The Supreme Court has not ruled on the issue, but the Ninth Circuit has ruled that in determining “the first amendment right of access,” there “is no reason to distinguish between pretrial proceedings and the documents filed in regard to them.” Associated Press v. District Court, 705 F.2d 1143, 1145 (9th Cir. 1983).

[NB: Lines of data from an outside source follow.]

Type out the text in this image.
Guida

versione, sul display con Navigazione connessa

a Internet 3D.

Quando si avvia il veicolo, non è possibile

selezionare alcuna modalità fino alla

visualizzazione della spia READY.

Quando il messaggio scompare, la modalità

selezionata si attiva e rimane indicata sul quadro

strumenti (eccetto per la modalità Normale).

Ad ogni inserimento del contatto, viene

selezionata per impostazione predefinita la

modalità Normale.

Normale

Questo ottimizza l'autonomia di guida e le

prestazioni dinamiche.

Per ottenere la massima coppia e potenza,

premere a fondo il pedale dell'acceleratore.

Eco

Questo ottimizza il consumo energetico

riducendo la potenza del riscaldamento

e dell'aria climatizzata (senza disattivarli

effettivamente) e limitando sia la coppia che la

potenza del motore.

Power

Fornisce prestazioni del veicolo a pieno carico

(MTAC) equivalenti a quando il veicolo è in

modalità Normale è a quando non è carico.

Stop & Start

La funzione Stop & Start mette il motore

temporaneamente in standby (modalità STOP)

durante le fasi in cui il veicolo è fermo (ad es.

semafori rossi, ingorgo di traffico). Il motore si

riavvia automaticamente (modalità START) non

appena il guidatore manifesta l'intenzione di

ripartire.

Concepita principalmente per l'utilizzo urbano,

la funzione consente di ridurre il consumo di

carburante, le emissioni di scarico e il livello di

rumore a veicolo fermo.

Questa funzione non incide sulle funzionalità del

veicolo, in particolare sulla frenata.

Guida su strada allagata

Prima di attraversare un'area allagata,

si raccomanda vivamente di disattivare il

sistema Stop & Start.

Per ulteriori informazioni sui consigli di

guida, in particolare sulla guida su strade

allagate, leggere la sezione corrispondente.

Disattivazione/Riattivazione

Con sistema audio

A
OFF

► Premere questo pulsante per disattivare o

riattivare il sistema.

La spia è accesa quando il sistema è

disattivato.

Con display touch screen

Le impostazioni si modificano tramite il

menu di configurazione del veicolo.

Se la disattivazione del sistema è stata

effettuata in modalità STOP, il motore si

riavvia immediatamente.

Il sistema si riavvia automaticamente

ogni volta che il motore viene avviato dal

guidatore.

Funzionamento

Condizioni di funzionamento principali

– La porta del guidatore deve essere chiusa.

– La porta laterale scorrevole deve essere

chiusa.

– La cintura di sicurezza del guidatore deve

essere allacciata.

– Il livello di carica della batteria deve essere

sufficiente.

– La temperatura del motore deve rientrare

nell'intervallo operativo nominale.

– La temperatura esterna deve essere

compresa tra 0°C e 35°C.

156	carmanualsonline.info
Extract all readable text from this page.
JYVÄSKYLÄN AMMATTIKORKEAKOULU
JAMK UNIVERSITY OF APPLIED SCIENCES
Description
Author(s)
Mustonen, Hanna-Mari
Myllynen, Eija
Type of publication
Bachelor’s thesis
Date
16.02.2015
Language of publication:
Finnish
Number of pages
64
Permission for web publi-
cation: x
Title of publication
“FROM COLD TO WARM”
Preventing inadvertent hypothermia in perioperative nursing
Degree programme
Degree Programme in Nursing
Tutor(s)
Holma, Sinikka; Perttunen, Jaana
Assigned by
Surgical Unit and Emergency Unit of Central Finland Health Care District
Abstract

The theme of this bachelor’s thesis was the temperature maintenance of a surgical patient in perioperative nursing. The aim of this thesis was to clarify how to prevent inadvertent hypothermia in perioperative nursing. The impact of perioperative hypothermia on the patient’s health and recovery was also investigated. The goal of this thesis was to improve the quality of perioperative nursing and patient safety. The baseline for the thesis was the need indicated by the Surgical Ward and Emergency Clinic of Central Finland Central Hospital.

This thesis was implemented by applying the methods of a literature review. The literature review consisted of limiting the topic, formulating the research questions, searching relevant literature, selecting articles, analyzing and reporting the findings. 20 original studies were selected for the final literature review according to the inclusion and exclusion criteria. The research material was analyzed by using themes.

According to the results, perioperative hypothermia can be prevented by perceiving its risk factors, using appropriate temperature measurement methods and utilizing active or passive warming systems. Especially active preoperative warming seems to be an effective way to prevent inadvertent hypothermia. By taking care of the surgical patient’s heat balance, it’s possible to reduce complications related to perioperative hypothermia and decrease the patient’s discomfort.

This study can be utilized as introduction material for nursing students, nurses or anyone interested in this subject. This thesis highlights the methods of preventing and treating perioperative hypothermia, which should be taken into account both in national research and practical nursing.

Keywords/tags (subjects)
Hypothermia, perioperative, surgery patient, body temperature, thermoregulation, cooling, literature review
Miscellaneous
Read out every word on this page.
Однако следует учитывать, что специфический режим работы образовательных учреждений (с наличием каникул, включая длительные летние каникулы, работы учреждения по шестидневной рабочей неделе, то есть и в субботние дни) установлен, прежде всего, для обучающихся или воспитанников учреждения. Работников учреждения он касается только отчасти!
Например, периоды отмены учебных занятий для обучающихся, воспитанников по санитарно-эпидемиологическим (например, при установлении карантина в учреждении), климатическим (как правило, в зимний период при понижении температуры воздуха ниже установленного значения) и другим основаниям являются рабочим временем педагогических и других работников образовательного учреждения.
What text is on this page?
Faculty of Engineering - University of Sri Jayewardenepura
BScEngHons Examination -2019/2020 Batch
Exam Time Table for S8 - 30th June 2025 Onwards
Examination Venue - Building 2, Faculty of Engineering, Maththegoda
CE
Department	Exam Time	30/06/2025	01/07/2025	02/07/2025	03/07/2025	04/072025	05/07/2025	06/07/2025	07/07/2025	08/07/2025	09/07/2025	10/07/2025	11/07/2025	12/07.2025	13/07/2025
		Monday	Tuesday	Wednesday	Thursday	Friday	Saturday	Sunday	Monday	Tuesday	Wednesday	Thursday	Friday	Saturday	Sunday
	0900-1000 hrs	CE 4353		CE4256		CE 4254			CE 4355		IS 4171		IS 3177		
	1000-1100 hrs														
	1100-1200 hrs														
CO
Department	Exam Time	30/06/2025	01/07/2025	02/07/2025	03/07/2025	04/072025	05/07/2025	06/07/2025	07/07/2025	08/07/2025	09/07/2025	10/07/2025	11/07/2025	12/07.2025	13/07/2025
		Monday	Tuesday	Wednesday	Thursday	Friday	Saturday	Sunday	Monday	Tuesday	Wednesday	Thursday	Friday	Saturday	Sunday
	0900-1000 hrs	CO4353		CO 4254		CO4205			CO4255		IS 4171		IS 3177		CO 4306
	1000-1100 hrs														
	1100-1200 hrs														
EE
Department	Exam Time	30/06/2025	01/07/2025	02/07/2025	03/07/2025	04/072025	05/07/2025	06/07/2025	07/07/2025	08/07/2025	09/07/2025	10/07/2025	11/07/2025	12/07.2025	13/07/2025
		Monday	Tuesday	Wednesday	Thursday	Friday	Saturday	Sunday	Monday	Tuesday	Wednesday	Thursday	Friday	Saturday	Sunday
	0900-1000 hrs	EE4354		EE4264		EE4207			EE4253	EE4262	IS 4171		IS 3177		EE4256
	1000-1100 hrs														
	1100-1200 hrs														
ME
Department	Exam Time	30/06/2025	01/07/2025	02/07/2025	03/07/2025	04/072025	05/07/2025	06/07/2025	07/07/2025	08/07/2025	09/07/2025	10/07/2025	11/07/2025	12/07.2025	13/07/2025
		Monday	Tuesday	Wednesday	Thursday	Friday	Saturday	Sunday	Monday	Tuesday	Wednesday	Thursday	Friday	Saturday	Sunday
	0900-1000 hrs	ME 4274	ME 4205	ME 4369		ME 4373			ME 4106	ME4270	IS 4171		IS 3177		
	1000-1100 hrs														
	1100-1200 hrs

Thus, federal circuit courts have recognized a right of access to a variety of pretrial documents. See, e.g., U.S. v. Smith, 776 F.2d 1104, 1111 (3rd Cir. 1985) (“the First Amendment right of access recognized in Richmond Newspapers and the common law right of access … extend to bills of particulars because we think them more properly regarded as supplements to the indictment than as the equivalent of civil discovery”);U.S. v. Anderson, 799 F.2d 1438, 1442 (11th Cir. 1986) (agreeing that indictments are public documents, but “declin[ing] to apply a mechanical rule whereby a bill of particulars is automatically accorded the status of a supplement to an indictment”); Seattle Times Co. v. U.S. Dist Ct., 845 F.2d 1513, 1517 (9th Cir. 1988) (“the press and public have a right of access to pretrial release proceedings and documents filed therein”); U.S. v. McVeigh, 119 F.3d 806, 813 (10th Cir. 1997) (the First Amendment provides a “right of access to suppression hearings and accompanying motions,” but this right “does not extend to the evidence actually ruled inadmissible in such a hearing”); Washington Post v. Robinson, 935 F.2d 282, 288 (D.C. Cir. 1991) (“In accord with the rulings of our sister Second, Fourth, and Ninth Circuits, we now find that plea agreements have traditionally been open to the public, and public access to them ‘enhances both the basic fairness of the criminal [proceeding] and the appearance of fairness so essential to public confidence in the system.’ Therefore, there is a first amendment right of access to them.”) (citations omitted).


Florida law is clear that the presumption of access attaches to criminal court records at any stage of a judicial proceeding. Barron v. Florida Freedom Newspapers, Inc., 531 So. 2d 113 (Fla. 1988). The Florida Supreme Court held, in Miami Herald Publishing Co. v. Lewis, 426 So. 2d 1 (Fla. 1983), that to justify closure of a criminal court record, including pretrial motions, the proponent of closure must overcome the presumption of openness and show that (1) closure is necessary to prevent a serious and imminent threat to the administration of justice; (2) no alternatives are available, other than change of venue, which would protect a defendant’s right to a fair trial; and (3) closure would be effective in protecting the rights of the accused, without being broader than necessary to accomplish this purpose. 426 So. 2d at 6.

Pretrial motions to make court records confidential often arise in the suppression context where the defense claims disclosure would prejudice the defendant’s Sixth Amendment rights. Typically, such motions involve sealing confessions. According to Florida statute, any information revealing the “substance of a confession” of a person arrested is exempt from disclosure until such time as the criminal case is finally determined by adjudication, dismissal or other final disposition. Fla. Stat. § 119.071(2)(e). In Times Pub. Co. v. State, 827 So.2d 1040, 1042 (Fla. Dist. Ct. App. 2002), the Second District Court of Appeal held that the lower court’s decision to seal an entire interview transcript and tape – when a substantial portion was unrelated to the defendant’s confession - constituted a departure from the essential requirements of law, and only that portion that could be characterized as the substance of the defendant’s confession could be sealed.